Summary
Motivation is an important part of our lives. Managers seek motivated employees, teaches search for ways to motivate their students, and investigators try to piece together people's motives. Dan Pink discusses the "mismatch between what science knows and what business does."
(Video: TED)
CommentaryThe important distinction in motivation is whether the motivator is intrinsic or extrinsic. Intrinsic motivators are ones that you feel you can control, such as your level of effort, whereas extrinsic motivators are outside of your control: rewards, punishments, etc.
Pink quotes from a 2005 commissioned by the Federal Reserve of Boston called "Large Stakes and Big Mistakes". Some random excerpts (emphasis added):
- "With some important exceptions, we observed that high reward levels can have detrimental effects on performance" (abstract).

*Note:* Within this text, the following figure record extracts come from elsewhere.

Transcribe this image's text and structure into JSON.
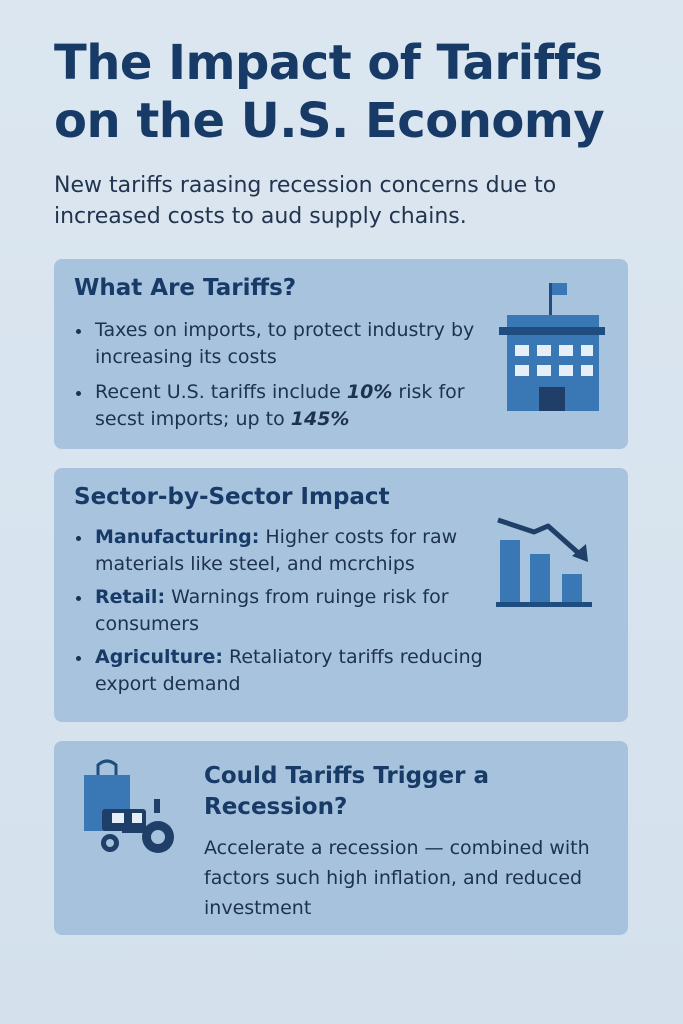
{
  "header": {
    "title_line1": "The Impact of Tariffs",
    "title_line2": "on the U.S. Economy",
    "subtitle": "New tariffs raasing recession concerns due to increased costs to aud supply chains."
  },
  "what_are_tariffs": {
    "heading": "What Are Tariffs?",
    "bullet1": "Taxes on imports, to protect industry by increasing its costs",
    "bullet2_pre": "Recent U.S. tariffs include ",
    "bullet2_em1": "10%",
    "bullet2_mid": " risk for secst imports; up to ",
    "bullet2_em2": "145%",
    "icon": "building-flag-icon"
  },
  "sector_impact": {
    "heading": "Sector-by-Sector Impact",
    "items": [
      {
        "label": "Manufacturing:",
        "text": " Higher costs for raw materials like steel, and mcrchips"
      },
      {
        "label": "Retail:",
        "text": " Warnings from ruinge risk for consumers"
      },
      {
        "label": "Agriculture:",
        "text": " Retaliatory tariffs reducing export demand"
      }
    ],
    "icon": "declining-bar-chart-icon"
  },
  "recession": {
    "heading": "Could Tariffs Trigger a Recession?",
    "body": "Accelerate a recession — combined with factors such high inflation, and reduced investment",
    "icon": "shopping-bag-tractor-icon"
  },
  "colors": {
    "background": "#d8e4ef",
    "card": "#a8c3dd",
    "title": "#173a66",
    "icon": "#3a78b5"
  }
}
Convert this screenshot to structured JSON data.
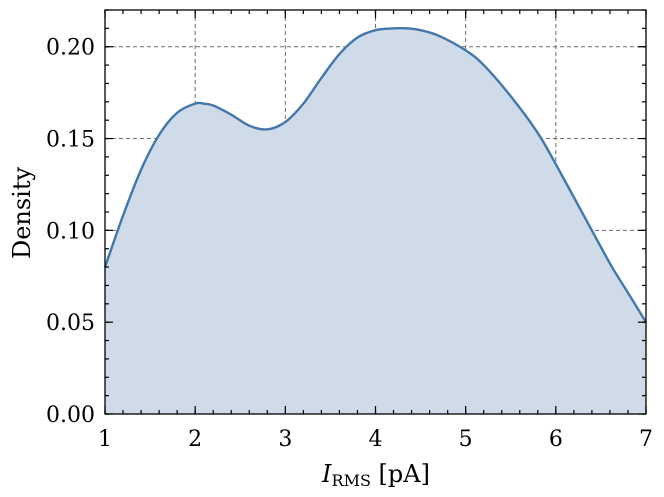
{
  "chart_data": {
    "type": "area",
    "xlabel_main": "I",
    "xlabel_sub": "RMS",
    "xlabel_unit": " [pA]",
    "ylabel": "Density",
    "xlim": [
      1,
      7
    ],
    "ylim": [
      0,
      0.22
    ],
    "xticks": [
      1,
      2,
      3,
      4,
      5,
      6,
      7
    ],
    "yticks": [
      0.0,
      0.05,
      0.1,
      0.15,
      0.2
    ],
    "xtick_labels": [
      "1",
      "2",
      "3",
      "4",
      "5",
      "6",
      "7"
    ],
    "ytick_labels": [
      "0.00",
      "0.05",
      "0.10",
      "0.15",
      "0.20"
    ],
    "grid": true,
    "series": [
      {
        "color": "#4477aa",
        "fill": "#cfdbe8",
        "x": [
          1.0,
          1.2,
          1.4,
          1.6,
          1.8,
          2.0,
          2.1,
          2.2,
          2.4,
          2.6,
          2.8,
          3.0,
          3.2,
          3.4,
          3.6,
          3.8,
          4.0,
          4.2,
          4.35,
          4.5,
          4.7,
          5.0,
          5.2,
          5.5,
          5.8,
          6.0,
          6.3,
          6.6,
          6.8,
          7.0
        ],
        "y": [
          0.08,
          0.108,
          0.133,
          0.152,
          0.164,
          0.169,
          0.169,
          0.168,
          0.163,
          0.157,
          0.155,
          0.159,
          0.169,
          0.183,
          0.196,
          0.205,
          0.209,
          0.21,
          0.21,
          0.209,
          0.206,
          0.198,
          0.19,
          0.173,
          0.153,
          0.136,
          0.109,
          0.082,
          0.066,
          0.05
        ]
      }
    ]
  }
}
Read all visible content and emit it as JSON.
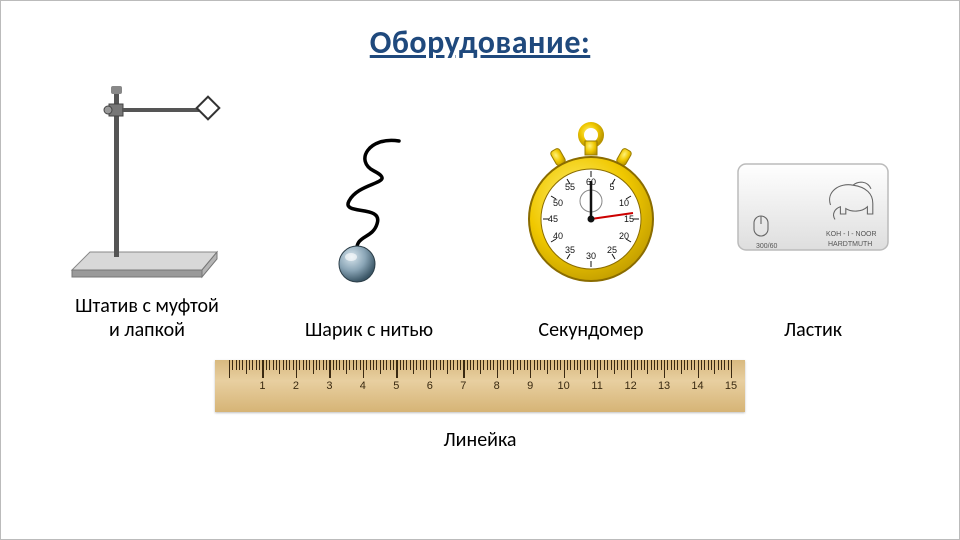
{
  "title": "Оборудование:",
  "title_color": "#1f497d",
  "title_fontsize": 32,
  "items": [
    {
      "key": "stand",
      "label": "Штатив с муфтой\nи лапкой"
    },
    {
      "key": "ball",
      "label": "Шарик с нитью"
    },
    {
      "key": "stopwatch",
      "label": "Секундомер"
    },
    {
      "key": "eraser",
      "label": "Ластик"
    }
  ],
  "ruler": {
    "label": "Линейка",
    "length_cm": 15,
    "labels": [
      1,
      2,
      3,
      4,
      5,
      6,
      7,
      8,
      9,
      10,
      11,
      12,
      13,
      14,
      15
    ],
    "wood_light": "#e8cfa0",
    "wood_dark": "#d6b476",
    "tick_color": "#3a2a12"
  },
  "stopwatch": {
    "body_color": "#f0c800",
    "body_dark": "#b89400",
    "face_color": "#ffffff",
    "second_hand": "#cc0000",
    "text_color": "#111",
    "numbers": [
      "60",
      "5",
      "10",
      "15",
      "20",
      "25",
      "30",
      "35",
      "40",
      "45",
      "50",
      "55"
    ]
  },
  "stand": {
    "base_light": "#d8d8d8",
    "base_dark": "#9a9a9a",
    "rod_color": "#555555"
  },
  "ball": {
    "ball_color": "#8aa5b6",
    "ball_dark": "#3b5666",
    "thread": "#000000"
  },
  "eraser": {
    "body_top": "#ffffff",
    "body_bot": "#dedede",
    "edge": "#bbbbbb",
    "text1": "300/60",
    "text2": "KOH - I - NOOR",
    "text3": "HARDTMUTH"
  }
}
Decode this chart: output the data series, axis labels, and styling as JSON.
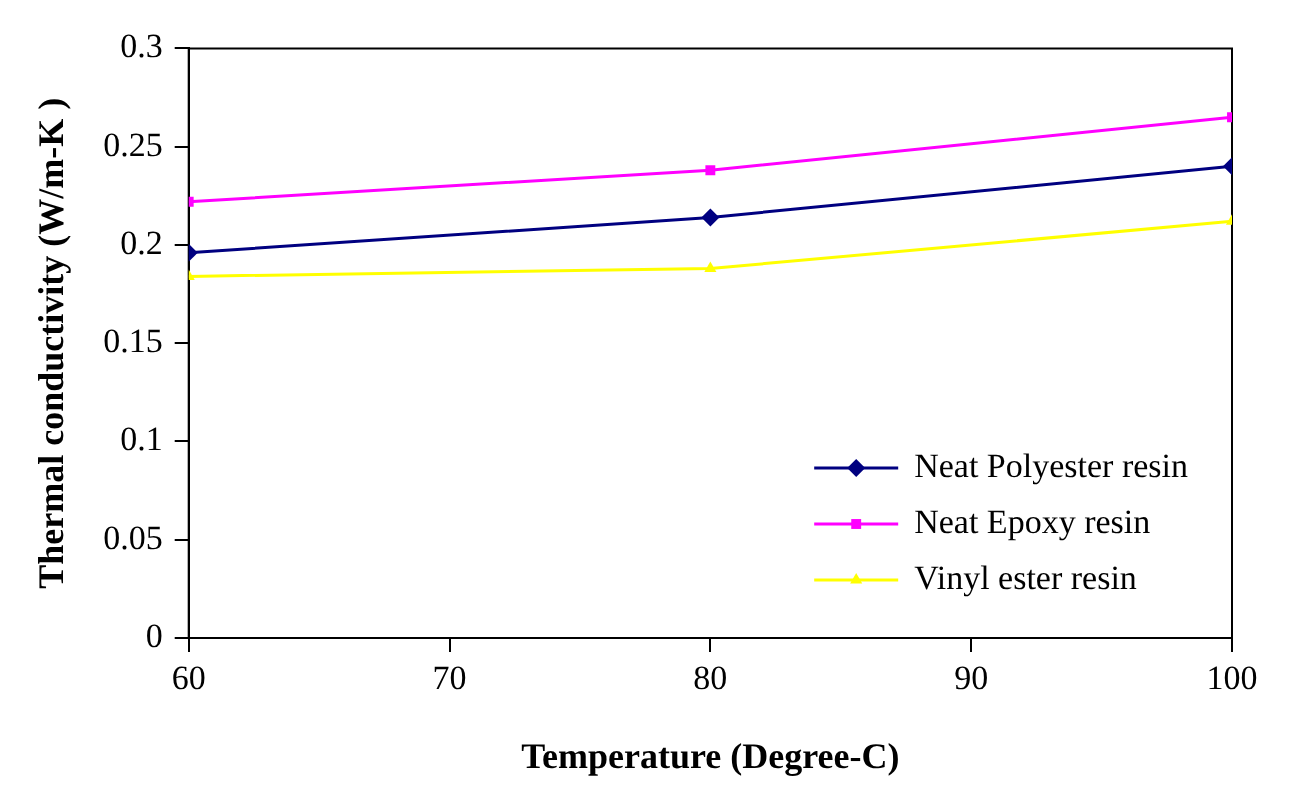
{
  "chart_data": {
    "type": "line",
    "xlabel": "Temperature (Degree-C)",
    "ylabel": "Thermal conductivity (W/m-K )",
    "x": [
      60,
      80,
      100
    ],
    "series": [
      {
        "name": "Neat Polyester resin",
        "color": "#000080",
        "marker": "diamond",
        "values": [
          0.196,
          0.214,
          0.24
        ]
      },
      {
        "name": "Neat Epoxy resin",
        "color": "#ff00ff",
        "marker": "square",
        "values": [
          0.222,
          0.238,
          0.265
        ]
      },
      {
        "name": "Vinyl ester resin",
        "color": "#ffff00",
        "marker": "triangle",
        "values": [
          0.184,
          0.188,
          0.212
        ]
      }
    ],
    "xlim": [
      60,
      100
    ],
    "xticks": [
      60,
      70,
      80,
      90,
      100
    ],
    "ylim": [
      0,
      0.3
    ],
    "yticks": [
      0,
      0.05,
      0.1,
      0.15,
      0.2,
      0.25,
      0.3
    ],
    "grid": false,
    "legend": "bottom right",
    "line_style": "solid"
  }
}
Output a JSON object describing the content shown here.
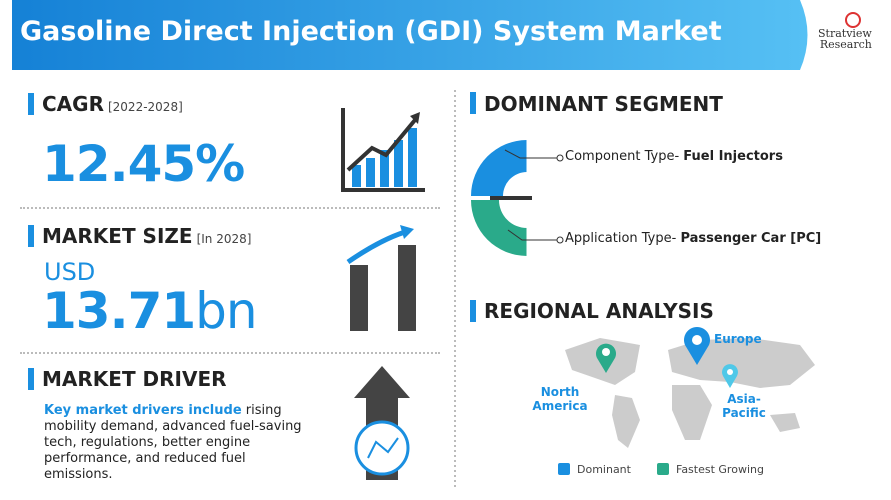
{
  "header": {
    "title": "Gasoline Direct Injection (GDI) System Market",
    "logo": {
      "name": "Stratview",
      "sub": "Research"
    }
  },
  "cagr": {
    "label": "CAGR",
    "period": "[2022-2028]",
    "value": "12.45%"
  },
  "market_size": {
    "label": "MARKET SIZE",
    "period": "[In 2028]",
    "currency": "USD",
    "value": "13.71",
    "unit": "bn"
  },
  "market_driver": {
    "label": "MARKET DRIVER",
    "lead": "Key market drivers include",
    "text": " rising mobility demand, advanced fuel-saving tech, regulations, better engine performance, and reduced fuel emissions."
  },
  "dominant_segment": {
    "label": "DOMINANT SEGMENT",
    "items": [
      {
        "type": "Component Type- ",
        "name": "Fuel Injectors"
      },
      {
        "type": "Application Type- ",
        "name": "Passenger Car [PC]"
      }
    ]
  },
  "regional_analysis": {
    "label": "REGIONAL ANALYSIS",
    "regions": [
      "Europe",
      "North America",
      "Asia-Pacific"
    ],
    "legend": [
      "Dominant",
      "Fastest Growing"
    ]
  }
}
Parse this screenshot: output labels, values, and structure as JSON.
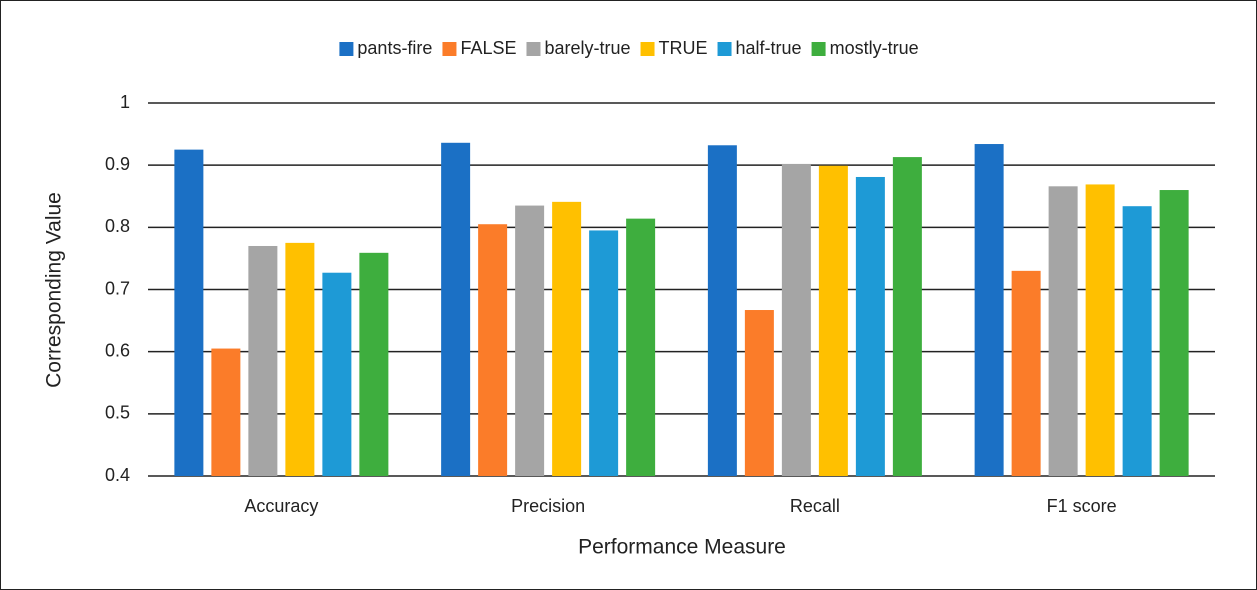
{
  "chart_data": {
    "type": "bar",
    "categories": [
      "Accuracy",
      "Precision",
      "Recall",
      "F1 score"
    ],
    "series": [
      {
        "name": "pants-fire",
        "color": "#1b70c5",
        "values": [
          0.925,
          0.936,
          0.932,
          0.934
        ]
      },
      {
        "name": "FALSE",
        "color": "#fb7c29",
        "values": [
          0.605,
          0.805,
          0.667,
          0.73
        ]
      },
      {
        "name": "barely-true",
        "color": "#a5a5a5",
        "values": [
          0.77,
          0.835,
          0.902,
          0.866
        ]
      },
      {
        "name": "TRUE",
        "color": "#ffc000",
        "values": [
          0.775,
          0.841,
          0.899,
          0.869
        ]
      },
      {
        "name": "half-true",
        "color": "#1e9ad6",
        "values": [
          0.727,
          0.795,
          0.881,
          0.834
        ]
      },
      {
        "name": "mostly-true",
        "color": "#3eae3e",
        "values": [
          0.759,
          0.814,
          0.913,
          0.86
        ]
      }
    ],
    "ylabel": "Corresponding Value",
    "xlabel": "Performance Measure",
    "ylim": [
      0.4,
      1
    ],
    "yticks": [
      0.4,
      0.5,
      0.6,
      0.7,
      0.8,
      0.9,
      1
    ],
    "grid": true,
    "legend": "top"
  }
}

- "[O]ne mechanism via which increased motivation can backfire is when it leads to greater self-consciousness" (p. 3).
- "[T]he performance of participants was always lowest in the high-payment condition when compared with the low- and mid-payment conditions together..." (p. 13).
- "Many existing institutions provide very large incentives for exactly the types of tasks we used here – those that require creativity, problem solving, and concentration. Our results challenge the assumption that increases in motivation necessarily lead to improvements in performance" (p. 19).
- "[W]e were surprised by the robustness of the effect..." (p. 19).
How do you cater to people's intrinsic motivations?